Group Emotion Recognition (GER) aims to infer collective affect in social environments such as classrooms, crowds, and public events. Many existing approaches rely on explicit individual-level processing, including cropped faces, person tracking, or per-person feature extraction, which makes the analysis pipeline person-centric and raises privacy concerns in deployment scenarios where only group-level understanding is needed. This research proposes VE-MD, a Variational Encoder-Multi-Decoder framework for group emotion recognition under a privacy-aware functional design. Rather than providing formal anonymization or cryptographic privacy guarantees, VE-MD is designed to avoid explicit individual monitoring by constraining the model to predict only aggregate group-level affect, without identity recognition or per-person emotion outputs. VE-MD learns a shared latent representation jointly optimized for emotion classification and internal prediction of body and facial structural representations. Two structural decoding strategies are investigated: a transformer-based PersonQuery decoder and a dense Heatmap decoder that naturally accommodates variable group sizes. Experiments on six in-the-wild datasets, including two GER and four Individual Emotion Recognition (IER) benchmarks, show that structural supervision consistently improves representation learning. More importantly, the results reveal a clear distinction between GER and IER: optimizing the latent space alone is often insufficient for GER because it tends to attenuate interaction-related cues, whereas preserving explicit structural outputs improves collective affect inference.

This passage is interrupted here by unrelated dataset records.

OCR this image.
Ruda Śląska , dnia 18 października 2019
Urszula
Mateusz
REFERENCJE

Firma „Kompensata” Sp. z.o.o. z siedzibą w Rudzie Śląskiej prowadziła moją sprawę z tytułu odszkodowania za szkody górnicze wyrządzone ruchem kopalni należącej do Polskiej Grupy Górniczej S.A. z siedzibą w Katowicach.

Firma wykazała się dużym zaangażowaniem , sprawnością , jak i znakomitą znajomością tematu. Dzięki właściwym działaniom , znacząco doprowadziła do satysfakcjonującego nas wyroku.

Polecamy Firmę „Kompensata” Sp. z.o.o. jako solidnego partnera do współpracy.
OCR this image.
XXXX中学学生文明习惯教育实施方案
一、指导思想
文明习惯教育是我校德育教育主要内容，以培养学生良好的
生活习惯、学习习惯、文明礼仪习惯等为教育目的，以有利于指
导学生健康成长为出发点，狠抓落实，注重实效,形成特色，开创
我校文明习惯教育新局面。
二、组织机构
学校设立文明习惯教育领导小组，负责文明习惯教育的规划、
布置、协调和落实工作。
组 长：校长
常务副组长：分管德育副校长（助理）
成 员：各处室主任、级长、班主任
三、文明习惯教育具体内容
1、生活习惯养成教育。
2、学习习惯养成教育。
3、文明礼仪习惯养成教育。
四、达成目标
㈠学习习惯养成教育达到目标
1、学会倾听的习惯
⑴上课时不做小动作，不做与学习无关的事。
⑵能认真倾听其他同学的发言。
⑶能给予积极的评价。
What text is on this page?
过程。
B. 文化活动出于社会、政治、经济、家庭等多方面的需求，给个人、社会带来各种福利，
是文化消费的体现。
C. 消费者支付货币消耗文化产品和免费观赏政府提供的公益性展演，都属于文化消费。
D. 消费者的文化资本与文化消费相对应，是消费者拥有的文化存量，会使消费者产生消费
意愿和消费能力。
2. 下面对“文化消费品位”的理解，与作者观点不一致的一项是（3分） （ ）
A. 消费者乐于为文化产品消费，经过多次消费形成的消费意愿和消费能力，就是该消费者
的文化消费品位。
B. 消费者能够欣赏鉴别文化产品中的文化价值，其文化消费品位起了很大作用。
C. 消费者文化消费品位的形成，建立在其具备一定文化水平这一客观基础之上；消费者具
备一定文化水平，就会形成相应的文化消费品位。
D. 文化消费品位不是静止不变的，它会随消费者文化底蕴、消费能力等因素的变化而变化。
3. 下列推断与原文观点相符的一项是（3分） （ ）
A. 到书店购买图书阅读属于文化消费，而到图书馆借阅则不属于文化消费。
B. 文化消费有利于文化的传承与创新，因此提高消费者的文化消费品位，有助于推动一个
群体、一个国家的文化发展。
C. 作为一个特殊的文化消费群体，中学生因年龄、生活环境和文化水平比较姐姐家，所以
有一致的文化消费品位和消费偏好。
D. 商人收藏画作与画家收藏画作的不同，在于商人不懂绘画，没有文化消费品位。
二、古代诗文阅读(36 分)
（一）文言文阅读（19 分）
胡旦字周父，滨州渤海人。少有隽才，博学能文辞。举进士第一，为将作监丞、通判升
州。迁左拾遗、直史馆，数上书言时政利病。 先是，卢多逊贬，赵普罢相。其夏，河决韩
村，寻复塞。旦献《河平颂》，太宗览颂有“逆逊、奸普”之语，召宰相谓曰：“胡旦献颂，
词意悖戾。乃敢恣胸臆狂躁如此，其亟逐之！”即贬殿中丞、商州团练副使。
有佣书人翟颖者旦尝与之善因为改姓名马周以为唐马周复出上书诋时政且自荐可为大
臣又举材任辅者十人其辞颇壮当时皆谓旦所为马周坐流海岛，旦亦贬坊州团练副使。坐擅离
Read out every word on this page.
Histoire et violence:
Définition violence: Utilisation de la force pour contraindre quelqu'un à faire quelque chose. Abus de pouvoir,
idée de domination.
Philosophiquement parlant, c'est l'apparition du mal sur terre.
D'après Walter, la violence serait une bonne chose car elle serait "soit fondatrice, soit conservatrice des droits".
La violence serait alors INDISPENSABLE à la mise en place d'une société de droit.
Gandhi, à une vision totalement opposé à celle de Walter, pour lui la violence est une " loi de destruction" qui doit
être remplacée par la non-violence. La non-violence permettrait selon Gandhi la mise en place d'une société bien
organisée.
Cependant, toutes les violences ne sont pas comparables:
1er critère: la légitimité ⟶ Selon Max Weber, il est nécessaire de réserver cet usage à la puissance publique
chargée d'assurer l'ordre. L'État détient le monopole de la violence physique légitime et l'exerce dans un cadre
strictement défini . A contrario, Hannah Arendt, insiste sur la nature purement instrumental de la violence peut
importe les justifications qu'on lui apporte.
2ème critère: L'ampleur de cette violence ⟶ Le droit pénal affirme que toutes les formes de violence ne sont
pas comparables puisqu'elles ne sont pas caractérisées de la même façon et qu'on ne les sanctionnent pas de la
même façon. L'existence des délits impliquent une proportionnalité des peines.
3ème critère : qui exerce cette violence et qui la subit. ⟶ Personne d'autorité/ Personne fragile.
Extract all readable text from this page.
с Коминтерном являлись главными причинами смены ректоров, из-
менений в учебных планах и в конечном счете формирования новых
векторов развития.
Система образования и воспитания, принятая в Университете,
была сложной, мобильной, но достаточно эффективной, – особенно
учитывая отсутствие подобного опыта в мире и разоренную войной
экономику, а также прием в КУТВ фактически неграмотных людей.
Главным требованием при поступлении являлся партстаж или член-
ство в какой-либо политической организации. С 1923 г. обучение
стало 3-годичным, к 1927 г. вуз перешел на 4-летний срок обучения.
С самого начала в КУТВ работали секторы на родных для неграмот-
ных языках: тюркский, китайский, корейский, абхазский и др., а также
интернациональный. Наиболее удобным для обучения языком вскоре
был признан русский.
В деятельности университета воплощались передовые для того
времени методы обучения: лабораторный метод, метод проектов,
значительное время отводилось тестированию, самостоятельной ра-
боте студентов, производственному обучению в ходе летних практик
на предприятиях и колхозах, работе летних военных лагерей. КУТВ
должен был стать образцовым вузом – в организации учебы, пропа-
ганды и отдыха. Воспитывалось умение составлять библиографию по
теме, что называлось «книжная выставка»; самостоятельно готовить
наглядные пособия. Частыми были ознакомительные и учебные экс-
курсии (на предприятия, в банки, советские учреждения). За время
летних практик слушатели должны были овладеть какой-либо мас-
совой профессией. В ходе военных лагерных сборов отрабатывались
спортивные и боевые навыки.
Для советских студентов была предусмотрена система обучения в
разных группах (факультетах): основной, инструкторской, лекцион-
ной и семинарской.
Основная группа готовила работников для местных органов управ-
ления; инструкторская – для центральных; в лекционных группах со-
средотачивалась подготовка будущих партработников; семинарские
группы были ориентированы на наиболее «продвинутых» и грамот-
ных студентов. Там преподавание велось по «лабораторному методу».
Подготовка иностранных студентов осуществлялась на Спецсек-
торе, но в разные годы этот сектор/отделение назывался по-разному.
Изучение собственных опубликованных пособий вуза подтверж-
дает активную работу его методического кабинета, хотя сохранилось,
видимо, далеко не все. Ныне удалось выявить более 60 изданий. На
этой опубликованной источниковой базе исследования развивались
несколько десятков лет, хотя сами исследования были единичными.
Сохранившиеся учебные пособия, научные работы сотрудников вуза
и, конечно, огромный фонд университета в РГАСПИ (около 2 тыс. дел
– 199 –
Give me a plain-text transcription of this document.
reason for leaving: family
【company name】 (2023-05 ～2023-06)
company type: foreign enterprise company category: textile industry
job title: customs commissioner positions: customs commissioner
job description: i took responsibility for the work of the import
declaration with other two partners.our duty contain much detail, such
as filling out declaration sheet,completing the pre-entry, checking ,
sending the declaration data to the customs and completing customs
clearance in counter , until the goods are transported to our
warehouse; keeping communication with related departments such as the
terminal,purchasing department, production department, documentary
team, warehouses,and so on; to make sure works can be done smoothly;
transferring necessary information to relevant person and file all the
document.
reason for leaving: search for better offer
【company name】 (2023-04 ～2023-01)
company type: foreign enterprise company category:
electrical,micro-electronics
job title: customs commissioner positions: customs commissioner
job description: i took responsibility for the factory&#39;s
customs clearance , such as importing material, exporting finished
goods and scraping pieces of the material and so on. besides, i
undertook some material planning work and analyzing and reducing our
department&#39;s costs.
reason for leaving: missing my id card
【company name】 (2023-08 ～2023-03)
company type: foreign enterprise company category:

In contrast, projected structural representations seem to act as an effective denoising bottleneck for IER. VE-MD achieves state-of-the-art performance on GAF-3.0 (up to 90.06%) and VGAF (82.25% with multimodal fusion with audio). These results show that preserving interaction-related structural information is particularly beneficial for group-level affect modeling without relying on prior individual feature extraction. On IER datasets using multimodal fusion with audio modality, VE-MD outperforms SOTA on SamSemo (77.9%, adding text modality) while achieving competitive performances on MER-MULTI (63.8%), DFEW (70.7%) and EngageNet (69.0).